The Kerry campaign calls to “Increase funding for NASA to carry on the next generation of missions,” by more than the inflation rate, and funding the increase “by accelerating the transition to digital television and auctioning off the spectrum that is freed up, ensuring that it will not add to the deficit.” This statement echoes the position that Kerry takes on raising taxes and raising spending on Medicare.

If the goal of this plank was to promote fiscal responsibility and reassure voters who have space as a secondary issue, it might well have achieved this on the surface. A more thorough look makes it suicidal or pure genius. What do you think would happen to TV coverage of the Kerry campaign if the early auction of TV spectrum made front-page news? A hint is what happened to the Dole and McCain campaigns, the last two candidates to advocate TV auctions. The broadcast media still controls a big audience and it is not in their interest to have early TV auctions.

A second level of analysis shows that pitting space interests against TV media is really an assurance to the TV media that there won’t be any credible attempt by the Kerry administration to hold an early TV auction. The knock-on effect of pitting space against free TV is that savvy space supporters will see that the proposal to get money from a TV spectrum auction is a way to freeze the space budget without paying the political price for it. That is, if the best Kerry can do with the analog TV money is increase the space program by more than the rate of inflation to pursue “balanced” goals, then the TV media is safe for four more years of a Kerry administration. If Kerry really wanted to auction analog TV, the campaign would roll out their best arguments like using the auction money to fund more intelligence, defense, beat cops, and medical care. That would not only free up some money for the rest of the budget, but benefit me personally as I would likely advise one of the teams bidding for spectrum. The omission of those arguments is pure genius as a way to get the broadcasters into the Kerry corner for the election home stretch.

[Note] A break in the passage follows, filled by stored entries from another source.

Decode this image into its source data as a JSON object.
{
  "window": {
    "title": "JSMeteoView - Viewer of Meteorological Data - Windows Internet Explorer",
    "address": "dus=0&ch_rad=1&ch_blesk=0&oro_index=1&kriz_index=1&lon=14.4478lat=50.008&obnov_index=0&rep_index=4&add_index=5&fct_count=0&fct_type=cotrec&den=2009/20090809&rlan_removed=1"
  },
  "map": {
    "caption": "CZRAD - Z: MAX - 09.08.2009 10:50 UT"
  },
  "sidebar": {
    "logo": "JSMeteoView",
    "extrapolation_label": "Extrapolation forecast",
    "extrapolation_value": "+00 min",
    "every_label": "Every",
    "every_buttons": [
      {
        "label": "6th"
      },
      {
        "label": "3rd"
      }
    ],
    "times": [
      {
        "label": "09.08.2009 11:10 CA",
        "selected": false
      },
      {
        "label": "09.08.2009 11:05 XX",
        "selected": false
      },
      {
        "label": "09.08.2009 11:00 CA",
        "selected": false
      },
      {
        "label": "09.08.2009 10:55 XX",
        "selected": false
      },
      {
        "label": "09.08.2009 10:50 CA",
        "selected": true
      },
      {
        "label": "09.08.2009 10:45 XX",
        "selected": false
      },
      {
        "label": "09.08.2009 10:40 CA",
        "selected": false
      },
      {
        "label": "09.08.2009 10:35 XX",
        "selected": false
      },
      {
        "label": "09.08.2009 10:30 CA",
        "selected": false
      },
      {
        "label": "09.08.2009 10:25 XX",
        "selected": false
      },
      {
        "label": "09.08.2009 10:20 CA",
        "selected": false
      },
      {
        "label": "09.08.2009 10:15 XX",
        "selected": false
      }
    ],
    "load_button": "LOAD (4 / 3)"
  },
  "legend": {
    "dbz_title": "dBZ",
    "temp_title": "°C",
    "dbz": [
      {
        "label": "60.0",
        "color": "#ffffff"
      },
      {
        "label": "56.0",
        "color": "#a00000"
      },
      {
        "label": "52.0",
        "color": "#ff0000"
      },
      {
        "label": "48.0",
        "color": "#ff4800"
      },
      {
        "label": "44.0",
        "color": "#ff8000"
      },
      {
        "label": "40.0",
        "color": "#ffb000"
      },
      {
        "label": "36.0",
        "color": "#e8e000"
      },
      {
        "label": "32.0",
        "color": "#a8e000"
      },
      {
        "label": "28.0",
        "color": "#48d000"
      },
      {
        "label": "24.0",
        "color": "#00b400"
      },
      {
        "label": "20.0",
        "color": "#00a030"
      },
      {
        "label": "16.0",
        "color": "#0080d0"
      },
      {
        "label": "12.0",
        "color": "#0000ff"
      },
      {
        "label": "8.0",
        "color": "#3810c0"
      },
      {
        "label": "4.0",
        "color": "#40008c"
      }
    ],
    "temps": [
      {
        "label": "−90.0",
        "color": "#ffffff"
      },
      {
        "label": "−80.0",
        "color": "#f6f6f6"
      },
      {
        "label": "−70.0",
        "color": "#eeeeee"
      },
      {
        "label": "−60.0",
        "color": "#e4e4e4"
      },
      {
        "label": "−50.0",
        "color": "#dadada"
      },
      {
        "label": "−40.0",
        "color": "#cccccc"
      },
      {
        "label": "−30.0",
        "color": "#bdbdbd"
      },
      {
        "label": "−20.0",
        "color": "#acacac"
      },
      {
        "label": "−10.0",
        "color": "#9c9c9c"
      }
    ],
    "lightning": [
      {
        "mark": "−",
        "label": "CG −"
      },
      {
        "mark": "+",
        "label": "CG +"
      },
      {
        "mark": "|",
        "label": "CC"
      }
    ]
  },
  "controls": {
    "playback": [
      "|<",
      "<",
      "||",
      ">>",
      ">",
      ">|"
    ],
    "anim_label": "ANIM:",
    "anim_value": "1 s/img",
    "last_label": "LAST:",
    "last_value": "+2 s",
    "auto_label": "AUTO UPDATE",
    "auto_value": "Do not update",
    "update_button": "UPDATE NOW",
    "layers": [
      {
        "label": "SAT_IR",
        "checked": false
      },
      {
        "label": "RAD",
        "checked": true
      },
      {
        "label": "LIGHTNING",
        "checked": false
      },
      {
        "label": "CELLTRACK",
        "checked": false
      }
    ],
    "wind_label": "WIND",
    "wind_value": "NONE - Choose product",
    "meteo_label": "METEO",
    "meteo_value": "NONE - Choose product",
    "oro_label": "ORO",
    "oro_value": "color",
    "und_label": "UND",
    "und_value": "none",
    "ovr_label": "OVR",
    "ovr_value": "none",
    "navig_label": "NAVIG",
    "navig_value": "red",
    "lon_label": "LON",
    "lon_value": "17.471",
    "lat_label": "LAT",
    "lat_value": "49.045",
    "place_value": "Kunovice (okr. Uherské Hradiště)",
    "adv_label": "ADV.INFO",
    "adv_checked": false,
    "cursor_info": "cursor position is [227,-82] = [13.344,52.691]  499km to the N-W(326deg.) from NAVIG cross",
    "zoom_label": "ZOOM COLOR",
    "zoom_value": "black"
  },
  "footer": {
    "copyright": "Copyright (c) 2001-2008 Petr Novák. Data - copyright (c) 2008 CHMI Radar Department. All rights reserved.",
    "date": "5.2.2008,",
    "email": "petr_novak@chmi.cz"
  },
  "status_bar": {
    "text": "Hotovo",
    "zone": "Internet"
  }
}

If Kerry really wanted to auction analog TV, the campaign would roll out their best arguments like using the auction money to fund more intelligence, defense, beat cops, and medical care.

Alternatively, the Kerry campaign is just emphasizing its popular themes. By “Pursuing a more balanced space and aeronautics program that assigns appropriate priority to all NASA programs,” the Kerry campaign is echoing the position Kerry is taking on Iraq and terrorism. A consistent Kerry theme has been that the Bush administration has not pursuing a balanced approach to terrorism, but has a lopsided policy that places too much emphasis on Iraq, which shortchanges intelligence and domestic readiness. The plank to “ensure that space exploration is a global undertaking” echoes the Kerry campaign complaint Bush Iraq policy is too unilateral. Even the renewed “emphasis back on aeronautics R&D” echoes a domestic focus on investing in “the jobs of tomorrow”. But it also echoes another theme from Kerry the Senator, that we should be using NASA dollars to improve life at home rather than look outward (see “Space vs. butter”, The Space Review, August 16, 2004.)

When Virgin Galactic gets a mention in Wired Magazine, you might think that someone on the Kerry campaign would embrace space commercialization, endorse HR 3752, promote more partnerships for NASA like the new ones with SpaceDev and Bigelow Aerospace, and offer an exciting alternative vision to Bush’s. There is certainly room to do so. Alas, the policy described is really a rollback of Bush’s Vision in the same way Kerry intends to roll back the Bush tax cut. But if you read between the lines, the Kerry space policy is not about space at all. As Jeff Foust notes on our sister publication, Space Politics, this is in line with current the importance of space policy. The policy therefore, however incomplete, may be a much more shrewd policy than Bush’s.

In a SpaceRef article, Keith Cowing discusses the Garver-Sietzen debate and, while praising the Bush space policy, goes on to say he is voting for Kerry. I am not planning to vote. The odds that I would affect the election are pretty low. I did, however, decide the last election by giving $100 to the Nader campaign. It was that last trip to Florida by Nader that pushed Bush into office.